Stationed in Ada County, Meridian is the second-largest city in the state of Idaho. This high-ranked municipality in the United States has boosted its industry and economic growth over the past twenty years. The metropolis acts as a suburb of Boise and is a very safe place for locals and tourists. Families and tourists can enjoy many attractions and outdoor activities in and around the area.
Geography And Climate Of Meridian
Meridian is in the heart of the Treasure Valley in southwestern Idaho, with an elevation of 794 meters. Sixteen kilometers east of the city center is the state capital, Boise. Northeast of Meridian stands the majestic Rocky Mountains that shelter the region of the arctic airflow from Canada. Just over 56 kilometers west is where the Snake River crosses over into the coastal state of Oregon. Two hundred fifty kilometers south lies the Duck Valley Reservation, which intersects the Idaho and Nevada state borders. Enclosed by several reserves and national parks, the zone is known for bird watching, skiing, mountain biking, hiking, camping, and relaxing.
Meridian has a dry, desert-like climate with short, sunny summers and long, snowy winters. The warmest temperatures are from June to September, with the hottest month being July, with temperatures of 33˚C. Rainfall is scarce throughout summers, but as the weather cools into autumn, precipitation accumulates more and turns into snowfall by November. By late fall, temperatures range from -2˚C to 6˚C, and the snowfall becomes heavier as winter approaches. December 27th is the snowiest day where over 20 centimeters could cover the landscape in a single day. Despite the cloudy and snowy winter days, Meridian residents will see an average of 211 sunny days each year.
History Of Meridian
Before the arrival of European colonizers, the Shoshone – Bannock tribes called Ada County home. The first settlers lived along the banks of Five Mile Creek, where water would flow throughout the year, despite the cold winter weather.
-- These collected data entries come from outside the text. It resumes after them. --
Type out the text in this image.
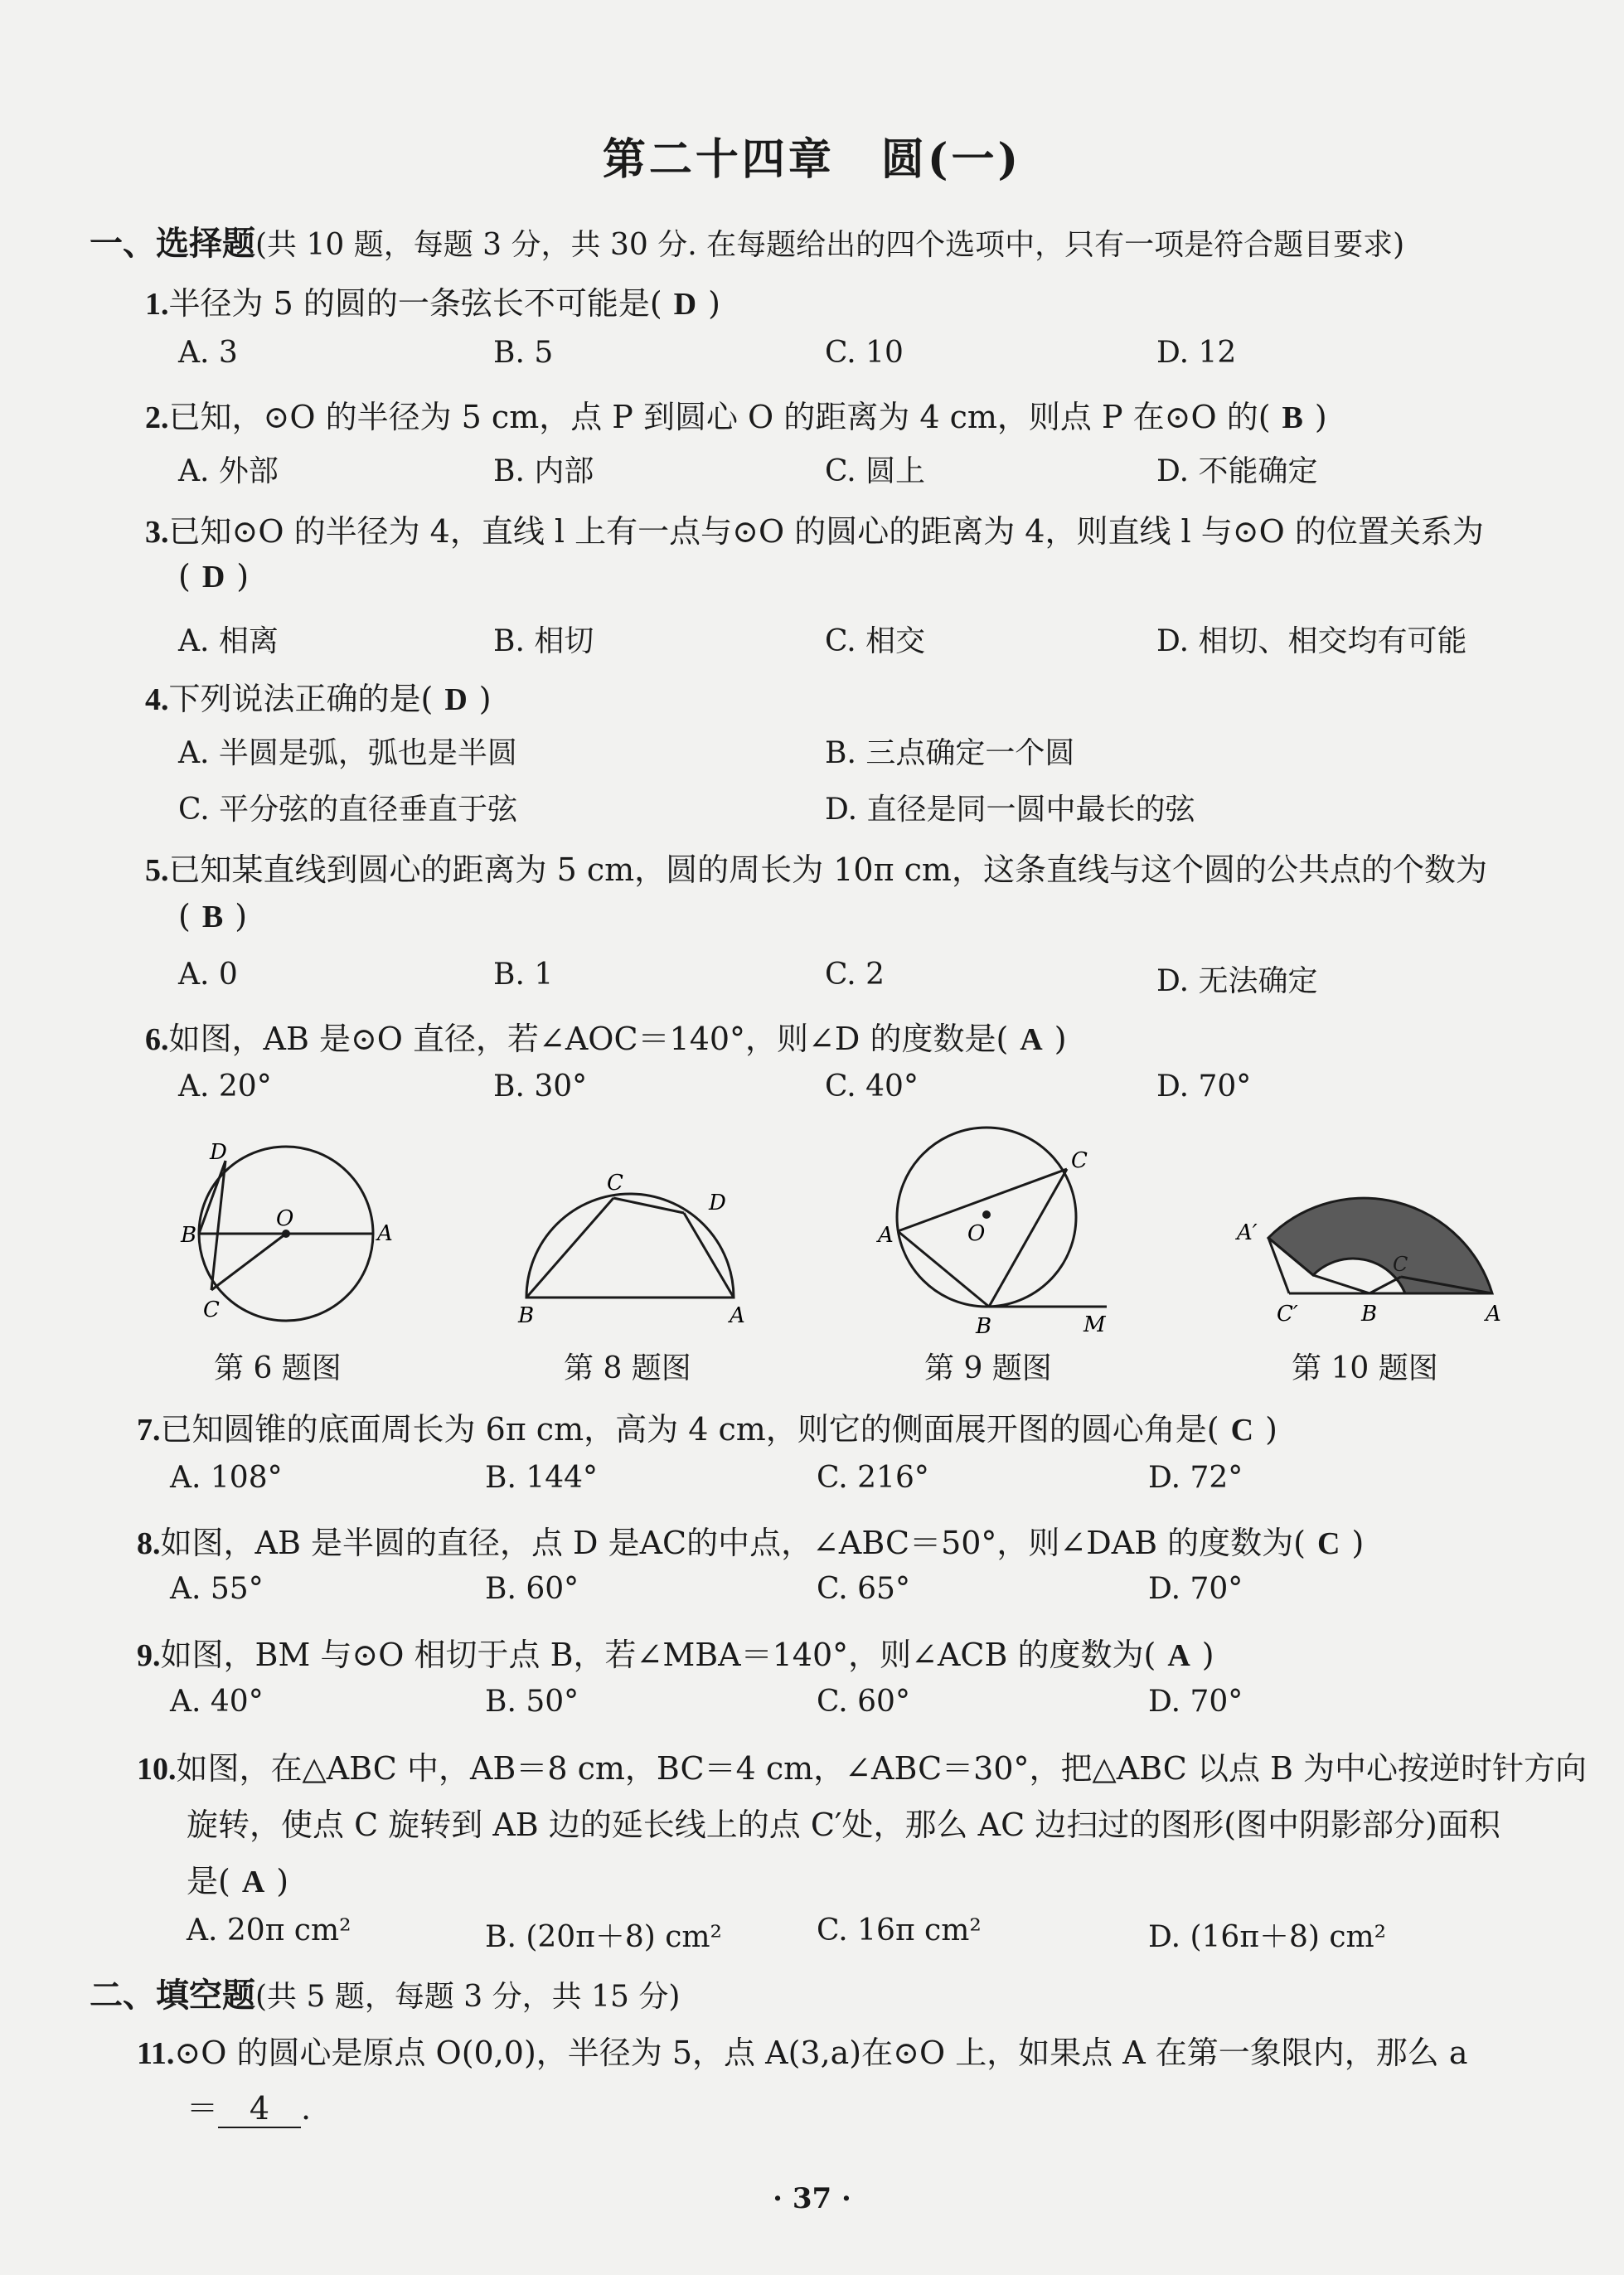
第二十四章　圆(一)
一、选择题(共 10 题，每题 3 分，共 30 分. 在每题给出的四个选项中，只有一项是符合题目要求)
1.半径为 5 的圆的一条弦长不可能是( D )
A. 3	B. 5	C. 10	D. 12
2.已知，⊙O 的半径为 5 cm，点 P 到圆心 O 的距离为 4 cm，则点 P 在⊙O 的( B )
A. 外部	B. 内部	C. 圆上	D. 不能确定
3.已知⊙O 的半径为 4，直线 l 上有一点与⊙O 的圆心的距离为 4，则直线 l 与⊙O 的位置关系为
( D )
A. 相离	B. 相切	C. 相交	D. 相切、相交均有可能
4.下列说法正确的是( D )
A. 半圆是弧，弧也是半圆	B. 三点确定一个圆
C. 平分弦的直径垂直于弦	D. 直径是同一圆中最长的弦
5.已知某直线到圆心的距离为 5 cm，圆的周长为 10π cm，这条直线与这个圆的公共点的个数为
( B )
A. 0	B. 1	C. 2	D. 无法确定
6.如图，AB 是⊙O 直径，若∠AOC＝140°，则∠D 的度数是( A )
A. 20°	B. 30°	C. 40°	D. 70°
D
O
B	A
C
第 6 题图
C
D
B	A
第 8 题图
C
A	O
B	M
第 9 题图
A′
C
C′	B	A
第 10 题图
7.已知圆锥的底面周长为 6π cm，高为 4 cm，则它的侧面展开图的圆心角是( C )
A. 108°	B. 144°	C. 216°	D. 72°
8.如图，AB 是半圆的直径，点 D 是AC的中点，∠ABC＝50°，则∠DAB 的度数为( C )
A. 55°	B. 60°	C. 65°	D. 70°
9.如图，BM 与⊙O 相切于点 B，若∠MBA＝140°，则∠ACB 的度数为( A )
A. 40°	B. 50°	C. 60°	D. 70°
10.如图，在△ABC 中，AB＝8 cm，BC＝4 cm，∠ABC＝30°，把△ABC 以点 B 为中心按逆时针方向
旋转，使点 C 旋转到 AB 边的延长线上的点 C′处，那么 AC 边扫过的图形(图中阴影部分)面积
是( A )
A. 20π cm²	B. (20π＋8) cm²	C. 16π cm²	D. (16π＋8) cm²
二、填空题(共 5 题，每题 3 分，共 15 分)
11.⊙O 的圆心是原点 O(0,0)，半径为 5，点 A(3,a)在⊙O 上，如果点 A 在第一象限内，那么 a
＝ 4 .
· 37 ·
By 1885, the first school had opened to the local people. A post office opened after the Hunter Railroad line entered the township. The village received the name Meridian in 1893, and ten years later, it was home to roughly 200 residents and a business district. It became the center of the dairy industry, with its first dairy farm opening in 1897. The community has celebrated its dairy farming traditions by hosting Dairy Days since 1929.
Population And Economy Of Meridian
Meridian has seen a 33.3% population increase since 2020, making it the fastest-growing city in the Gem State. Home to more than 125,000 people, which has almost doubled from the 2010 census of approximately 75,000 citizens. Many young couples and families consider moving to the city for its key location and low traffic. Home to 40 schools, 36 of which are public and 4 are private schools, and the town spends virtually $6,100 on each student. Meridian’s unemployment rate is below the national average at 3.4% and has a median household income of $63,225. Home appreciation has risen over 39% in the past year, making the average house price $505,000. The top three best companies in the city are Idaho Timber, Scentsy, and Hill Construction.
Attractions In Meridian
Eagle Island State Park
North of the city’s boundary is a 2.2 sq. km park with a swimming beach, green space, picnic areas, and 8 km of trails. On the paths, visitors may go horseback riding, hiking, dog walking, or cycling. Hidden in the trees is a 19-hole disc golf course that will challenge any competitor. In the winter, the snow hill provides runs for tubing and a terrain park for skiers or snowboarders for an extreme experience.
Roaring Springs Water Park
The largest water park in the northwestern United States is an excellent place for anyone to cool down in the summer heat. Thrill-seekers can experience over 20 water attractions, including a giant wave pool. Throughout the park, visitors can rent cabanas to hide under shade and keep their belongings safe. The water park remains open from June to August, depending on the weather.
Twenty-seven kilometers south of Meridian lies the mysterious Kuna Caves. The cave was formed by volcanic material and was a lava tube at one point in time. The lava tube connected the cave to the Snake River. Rumor has it that nomadic native tribes used to travel underground via the dried-out lava tubes. Now visitors can climb down a 50-foot ladder to enter the cave while undertaking a lesson about the history of the cave.